O que eu pedi foi que se desista imediatamente das metas quantitativas que a União Européia e os Estados Unidos estabeleceram para si, que eu acredito que são irreais, nocivas ao ambiente e que servem de sinais para o mercado encorajando a especulação em commodities de alimentos.
Então, na questão de biocombustíveis, o senhor diria que o Brasil e a Índia estão no caminho certo com os seus programas de álcool e biodiesel, enquanto Estados Unidos e Europa estariam no caminho errado com as suas metas?
- Não, eu não digo isso. Eu diria que no Brasil os problemas são diferentes daqueles que temos nos Estados Unidos e na União Européia. E eu não acredito que seja pensável, realista ou até mesmo desejável simplesmente fingir que podemos reverter o relógio neste tema. Cinqüenta e quatro por cento da cana-de-açúcar produzida no Brasil é para álcool e eu não acredito que seja realístico simplesmente interromper isso imediatamente.
Além disso, esta é uma indústria que emprega muito intensivamente, ela provém empregos para pequenos produtores e para trabalhadores rurais, então eu acho que seria socialmente irresponsável pedir que esse programa seja terminado.
No entanto, eu devo enfatizar que as condições sociais que estes trabalhadores enfrentam nas plantações de cana são extremamente preocupantes e que, apesar de o equilíbrio ambiental da cana-de-açúcar produzida no Brasil não ser tão ruim quanto o do milho ou do dendê, por exemplo, o equilíbrio ambiental ainda não é tão positivo quanto se pode esperar. E é por isso que eu prefiro usar o termo ¨agrocombustíveis¨ do que ¨biocombustíveis¨.
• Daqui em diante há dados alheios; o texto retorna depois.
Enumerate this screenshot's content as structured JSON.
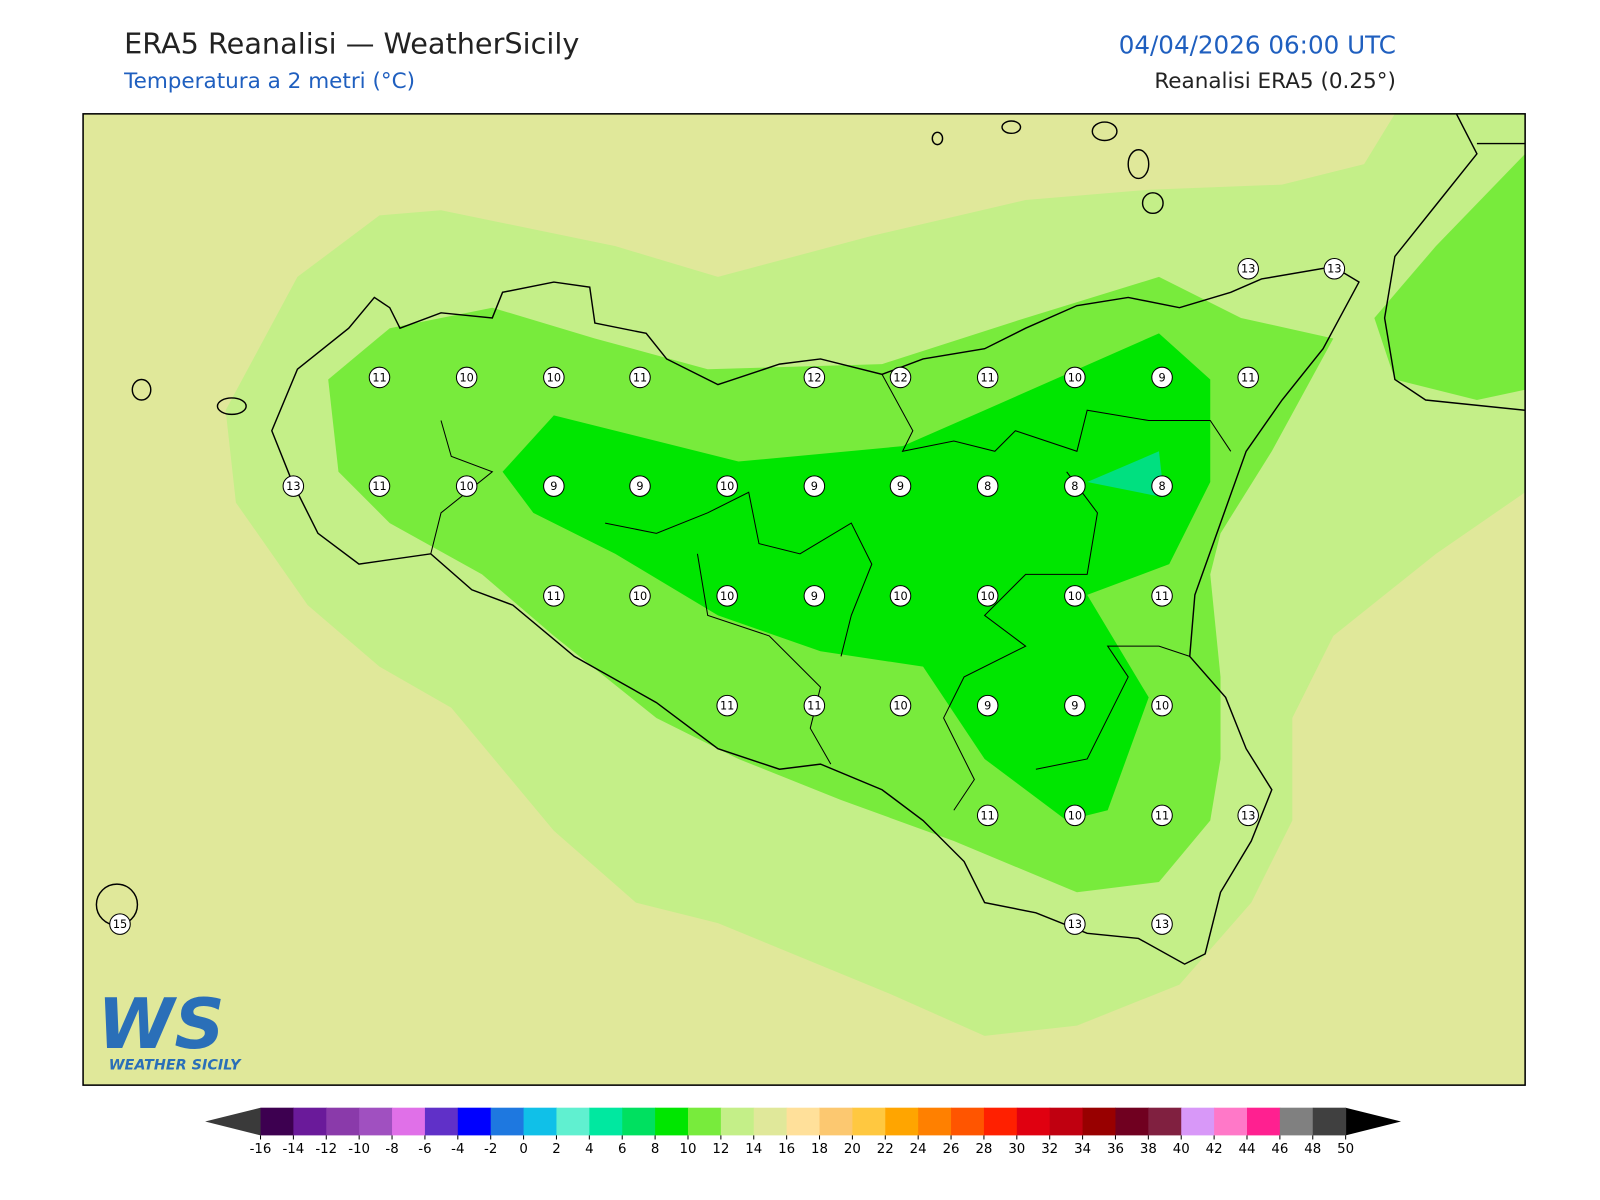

Eu acho que as virtudes para a preservação do ambiente de agrocombustíveis foram vastamente exageradas. Nós negligenciamos os impactos no desmatamento, no uso da água e da energia e nós acabamos superestimando o benefício ambiental dos agrocombustíveis.
Na sua visão, qual seria um bom consenso internacional sobre biocombustíveis e um bom resultado da Conferência da FAO em Roma?
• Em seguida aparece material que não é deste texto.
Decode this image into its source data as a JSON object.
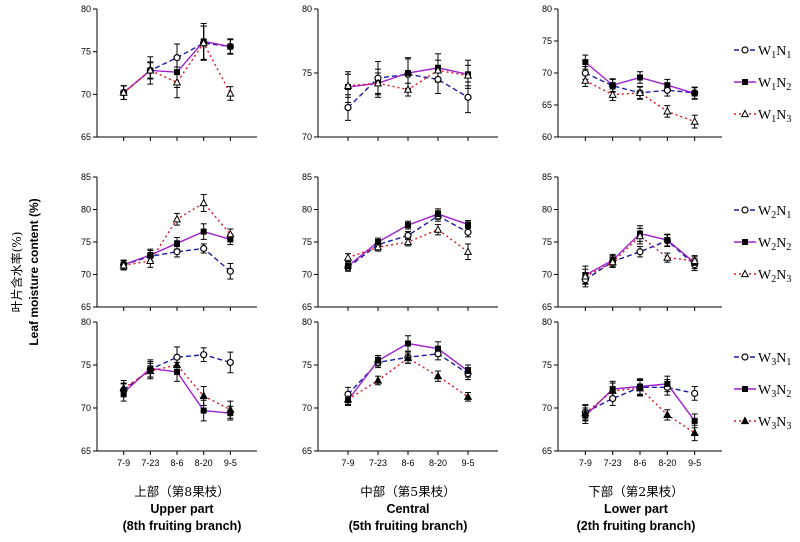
{
  "y_title_zh": "叶片含水率(%)",
  "y_title_en": "Leaf moisture content (%)",
  "columns": [
    {
      "zh": "上部（第8果枝）",
      "en1": "Upper part",
      "en2": "(8th fruiting branch)"
    },
    {
      "zh": "中部（第5果枝）",
      "en1": "Central",
      "en2": "(5th fruiting branch)"
    },
    {
      "zh": "下部（第2果枝）",
      "en1": "Lower part",
      "en2": "(2th fruiting branch)"
    }
  ],
  "legend_rows": [
    [
      {
        "main": "W",
        "sub1": "1",
        "mid": "N",
        "sub2": "1"
      },
      {
        "main": "W",
        "sub1": "1",
        "mid": "N",
        "sub2": "2"
      },
      {
        "main": "W",
        "sub1": "1",
        "mid": "N",
        "sub2": "3"
      }
    ],
    [
      {
        "main": "W",
        "sub1": "2",
        "mid": "N",
        "sub2": "1"
      },
      {
        "main": "W",
        "sub1": "2",
        "mid": "N",
        "sub2": "2"
      },
      {
        "main": "W",
        "sub1": "2",
        "mid": "N",
        "sub2": "3"
      }
    ],
    [
      {
        "main": "W",
        "sub1": "3",
        "mid": "N",
        "sub2": "1"
      },
      {
        "main": "W",
        "sub1": "3",
        "mid": "N",
        "sub2": "2"
      },
      {
        "main": "W",
        "sub1": "3",
        "mid": "N",
        "sub2": "3"
      }
    ]
  ],
  "colors": {
    "N1": "#1a1aa8",
    "N2": "#a020d0",
    "N3": "#e0141e",
    "marker": "#000000"
  },
  "chart_data": {
    "type": "line",
    "categories": [
      "7-9",
      "7-23",
      "8-6",
      "8-20",
      "9-5"
    ],
    "layout": "3 rows (W1, W2, W3) x 3 columns (upper, central, lower part)",
    "panels": [
      {
        "row": 0,
        "col": 0,
        "ylim": [
          65,
          80
        ],
        "yticks": [
          65,
          70,
          75,
          80
        ],
        "show_xticks": false,
        "series": [
          {
            "name": "W1N1",
            "values": [
              70.2,
              72.8,
              74.3,
              76.0,
              75.6
            ],
            "err": [
              0.8,
              0.9,
              1.6,
              2.0,
              0.8
            ]
          },
          {
            "name": "W1N2",
            "values": [
              70.2,
              72.8,
              72.6,
              76.2,
              75.6
            ],
            "err": [
              0.8,
              1.6,
              1.8,
              2.1,
              0.9
            ]
          },
          {
            "name": "W1N3",
            "values": [
              70.2,
              72.8,
              71.4,
              76.0,
              70.1
            ],
            "err": [
              0.8,
              1.0,
              1.8,
              2.0,
              0.8
            ]
          }
        ]
      },
      {
        "row": 0,
        "col": 1,
        "ylim": [
          70,
          80
        ],
        "yticks": [
          70,
          75,
          80
        ],
        "show_xticks": false,
        "series": [
          {
            "name": "W1N1",
            "values": [
              72.3,
              74.6,
              74.9,
              74.5,
              73.1
            ],
            "err": [
              1.0,
              1.3,
              1.2,
              1.1,
              1.2
            ]
          },
          {
            "name": "W1N2",
            "values": [
              73.9,
              74.2,
              75.0,
              75.4,
              74.9
            ],
            "err": [
              1.2,
              1.1,
              1.2,
              1.1,
              1.1
            ]
          },
          {
            "name": "W1N3",
            "values": [
              74.0,
              74.2,
              73.7,
              75.2,
              74.8
            ],
            "err": [
              0.9,
              0.8,
              0.5,
              0.8,
              0.8
            ]
          }
        ]
      },
      {
        "row": 0,
        "col": 2,
        "ylim": [
          60,
          80
        ],
        "yticks": [
          60,
          65,
          70,
          75,
          80
        ],
        "show_xticks": false,
        "series": [
          {
            "name": "W1N1",
            "values": [
              70.0,
              68.0,
              66.9,
              67.3,
              66.9
            ],
            "err": [
              1.0,
              1.0,
              1.0,
              0.9,
              0.9
            ]
          },
          {
            "name": "W1N2",
            "values": [
              71.7,
              68.1,
              69.3,
              68.1,
              66.8
            ],
            "err": [
              1.1,
              1.0,
              0.9,
              0.9,
              0.9
            ]
          },
          {
            "name": "W1N3",
            "values": [
              68.8,
              66.6,
              66.9,
              64.0,
              62.4
            ],
            "err": [
              0.9,
              0.9,
              0.9,
              0.9,
              1.0
            ]
          }
        ]
      },
      {
        "row": 1,
        "col": 0,
        "ylim": [
          65,
          85
        ],
        "yticks": [
          65,
          70,
          75,
          80,
          85
        ],
        "show_xticks": false,
        "series": [
          {
            "name": "W2N1",
            "values": [
              71.5,
              72.8,
              73.5,
              74.0,
              70.5
            ],
            "err": [
              0.7,
              0.9,
              0.8,
              0.7,
              1.2
            ]
          },
          {
            "name": "W2N2",
            "values": [
              71.5,
              73.0,
              74.8,
              76.6,
              75.4
            ],
            "err": [
              0.7,
              0.9,
              0.9,
              1.2,
              0.8
            ]
          },
          {
            "name": "W2N3",
            "values": [
              71.4,
              72.1,
              78.5,
              81.0,
              76.2
            ],
            "err": [
              0.7,
              1.0,
              0.9,
              1.3,
              0.8
            ]
          }
        ]
      },
      {
        "row": 1,
        "col": 1,
        "ylim": [
          65,
          85
        ],
        "yticks": [
          65,
          70,
          75,
          80,
          85
        ],
        "show_xticks": false,
        "series": [
          {
            "name": "W2N1",
            "values": [
              71.1,
              74.6,
              76.0,
              79.0,
              76.5
            ],
            "err": [
              0.6,
              0.6,
              0.6,
              0.8,
              0.7
            ]
          },
          {
            "name": "W2N2",
            "values": [
              71.3,
              75.0,
              77.6,
              79.3,
              77.7
            ],
            "err": [
              0.6,
              0.6,
              0.6,
              0.8,
              0.6
            ]
          },
          {
            "name": "W2N3",
            "values": [
              72.6,
              74.2,
              75.0,
              76.9,
              73.5
            ],
            "err": [
              0.6,
              0.6,
              0.6,
              0.8,
              1.2
            ]
          }
        ]
      },
      {
        "row": 1,
        "col": 2,
        "ylim": [
          65,
          85
        ],
        "yticks": [
          65,
          70,
          75,
          80,
          85
        ],
        "show_xticks": false,
        "series": [
          {
            "name": "W2N1",
            "values": [
              69.2,
              72.0,
              73.5,
              75.2,
              71.5
            ],
            "err": [
              1.1,
              0.9,
              0.8,
              0.9,
              0.9
            ]
          },
          {
            "name": "W2N2",
            "values": [
              69.9,
              72.2,
              76.3,
              75.3,
              71.8
            ],
            "err": [
              1.4,
              0.9,
              1.2,
              0.9,
              0.9
            ]
          },
          {
            "name": "W2N3",
            "values": [
              69.7,
              71.9,
              75.9,
              72.6,
              72.1
            ],
            "err": [
              1.1,
              0.8,
              1.2,
              0.7,
              0.8
            ]
          }
        ]
      },
      {
        "row": 2,
        "col": 0,
        "ylim": [
          65,
          80
        ],
        "yticks": [
          65,
          70,
          75,
          80
        ],
        "show_xticks": true,
        "series": [
          {
            "name": "W3N1",
            "values": [
              72.1,
              74.5,
              75.9,
              76.2,
              75.3
            ],
            "err": [
              0.8,
              0.9,
              1.2,
              0.8,
              1.2
            ]
          },
          {
            "name": "W3N2",
            "values": [
              71.8,
              74.6,
              74.2,
              69.7,
              69.4
            ],
            "err": [
              1.0,
              1.0,
              1.1,
              1.2,
              0.8
            ]
          },
          {
            "name": "W3N3",
            "values": [
              72.3,
              74.3,
              75.0,
              71.4,
              69.8
            ],
            "err": [
              0.9,
              0.9,
              0.9,
              1.1,
              1.0
            ]
          }
        ]
      },
      {
        "row": 2,
        "col": 1,
        "ylim": [
          65,
          80
        ],
        "yticks": [
          65,
          70,
          75,
          80
        ],
        "show_xticks": true,
        "series": [
          {
            "name": "W3N1",
            "values": [
              71.6,
              75.3,
              75.9,
              76.3,
              74.0
            ],
            "err": [
              0.8,
              0.6,
              0.7,
              0.7,
              0.7
            ]
          },
          {
            "name": "W3N2",
            "values": [
              70.9,
              75.5,
              77.5,
              76.9,
              74.3
            ],
            "err": [
              0.6,
              0.6,
              0.9,
              0.8,
              0.7
            ]
          },
          {
            "name": "W3N3",
            "values": [
              71.0,
              73.2,
              75.8,
              73.7,
              71.3
            ],
            "err": [
              0.6,
              0.5,
              0.6,
              0.6,
              0.5
            ]
          }
        ]
      },
      {
        "row": 2,
        "col": 2,
        "ylim": [
          65,
          80
        ],
        "yticks": [
          65,
          70,
          75,
          80
        ],
        "show_xticks": true,
        "series": [
          {
            "name": "W3N1",
            "values": [
              69.5,
              71.1,
              72.4,
              72.4,
              71.7
            ],
            "err": [
              0.9,
              0.8,
              0.9,
              0.9,
              0.8
            ]
          },
          {
            "name": "W3N2",
            "values": [
              69.1,
              72.2,
              72.5,
              72.8,
              68.5
            ],
            "err": [
              0.9,
              0.9,
              0.9,
              0.9,
              0.8
            ]
          },
          {
            "name": "W3N3",
            "values": [
              69.4,
              72.0,
              72.3,
              69.2,
              67.1
            ],
            "err": [
              0.9,
              0.9,
              0.9,
              0.6,
              0.9
            ]
          }
        ]
      }
    ]
  }
}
- A minha esperança é que este seja o começo do processo. Mas a declaração que está sendo esboçada é, francamente, muito superficial e não vem acompanhada de um calendário específico, plano de ação ou metas quatitativas.
Eu acho que esta conferência é importante porque pela primeira vez os Estados estão realmente falando em alto nível um com ou outro, em um momento em que as diferentes reações têm atrapalhado os esforços isolados.
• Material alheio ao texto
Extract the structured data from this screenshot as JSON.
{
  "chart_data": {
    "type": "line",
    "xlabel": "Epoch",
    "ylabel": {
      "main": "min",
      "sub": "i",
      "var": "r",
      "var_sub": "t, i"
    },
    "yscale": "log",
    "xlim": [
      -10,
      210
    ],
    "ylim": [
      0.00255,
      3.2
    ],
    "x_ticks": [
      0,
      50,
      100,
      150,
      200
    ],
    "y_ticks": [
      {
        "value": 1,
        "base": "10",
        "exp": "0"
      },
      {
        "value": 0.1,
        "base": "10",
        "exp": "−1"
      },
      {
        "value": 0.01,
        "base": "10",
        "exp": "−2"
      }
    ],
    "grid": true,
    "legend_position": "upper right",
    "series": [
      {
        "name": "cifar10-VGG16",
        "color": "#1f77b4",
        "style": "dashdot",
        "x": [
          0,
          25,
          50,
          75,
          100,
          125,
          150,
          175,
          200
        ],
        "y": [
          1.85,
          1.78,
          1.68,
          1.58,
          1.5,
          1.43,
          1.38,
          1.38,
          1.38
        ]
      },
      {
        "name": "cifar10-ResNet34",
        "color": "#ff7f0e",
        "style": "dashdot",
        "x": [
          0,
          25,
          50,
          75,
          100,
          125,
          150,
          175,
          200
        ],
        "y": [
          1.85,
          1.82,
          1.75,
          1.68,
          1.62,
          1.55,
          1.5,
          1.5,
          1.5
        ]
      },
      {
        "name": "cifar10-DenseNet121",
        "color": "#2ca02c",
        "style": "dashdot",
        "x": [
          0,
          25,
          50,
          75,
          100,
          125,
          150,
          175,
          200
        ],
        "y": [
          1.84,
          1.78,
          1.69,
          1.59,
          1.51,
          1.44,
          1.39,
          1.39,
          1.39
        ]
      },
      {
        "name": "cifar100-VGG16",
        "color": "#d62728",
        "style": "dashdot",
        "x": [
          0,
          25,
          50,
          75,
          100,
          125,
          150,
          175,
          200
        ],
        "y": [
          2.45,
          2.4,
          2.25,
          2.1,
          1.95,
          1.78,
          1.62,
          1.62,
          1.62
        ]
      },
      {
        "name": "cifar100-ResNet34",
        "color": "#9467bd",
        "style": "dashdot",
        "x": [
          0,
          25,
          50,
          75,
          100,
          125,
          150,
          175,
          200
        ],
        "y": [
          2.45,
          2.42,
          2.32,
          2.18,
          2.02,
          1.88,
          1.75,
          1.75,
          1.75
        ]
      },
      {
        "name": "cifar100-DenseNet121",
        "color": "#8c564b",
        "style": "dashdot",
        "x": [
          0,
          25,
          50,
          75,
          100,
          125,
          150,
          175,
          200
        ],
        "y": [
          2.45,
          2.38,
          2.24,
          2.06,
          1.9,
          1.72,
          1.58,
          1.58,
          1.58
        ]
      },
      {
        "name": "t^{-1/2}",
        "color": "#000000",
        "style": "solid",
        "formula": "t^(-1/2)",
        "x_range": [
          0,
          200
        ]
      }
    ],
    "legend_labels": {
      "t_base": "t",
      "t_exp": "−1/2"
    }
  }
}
Por exemplo, alguns Estados estão restringindo as exportações de commodities de alimento, como o arroz e o trigo, enquanto outros Estados estão tentando comprar no mercado internacional por preços que são extremamente altos, devido justamente às restrições de importações. Os Estados não estão se coordenando entre si e isso levou para mais especulações.
(A Cúpula de) Roma é extremamente importante porque dá um sinal de que os Estados vão se coordenar melhor no futuro, mas o conteúdo do que vai ser adotado, eu acho, vai decepcionar bastante as altas expectativas que algumas pessoas têm no processo.
Que impacto o senhor acha que a crise atual terá -- se ela continuar como está -- especificamente no Brasil?
- Eu acho que o Brasil está em uma posição bastante interessante, porque ele adotou em 2006 uma legislação interessante sobre direito à alimentação. Ele montou o programa Fome Zero, ele tem uma Bolsa Escola bastante ambiciosa. Por esses motivos eu acho que a população brasileira, apesar das desigualdades muito grandes que infelizmente ainda existem, está muito melhor protegida do que outras populações.
Países que não têm programas deste tipo - e este é o caso infelizmente de muitos países da África Subsaariana - verão suas populações sofrerem bastante com o impacto desta crise. Com sorte no Brasil, assim como na Índia, as redes de segurança estão no lugar certo para de certa forma proteger o povo.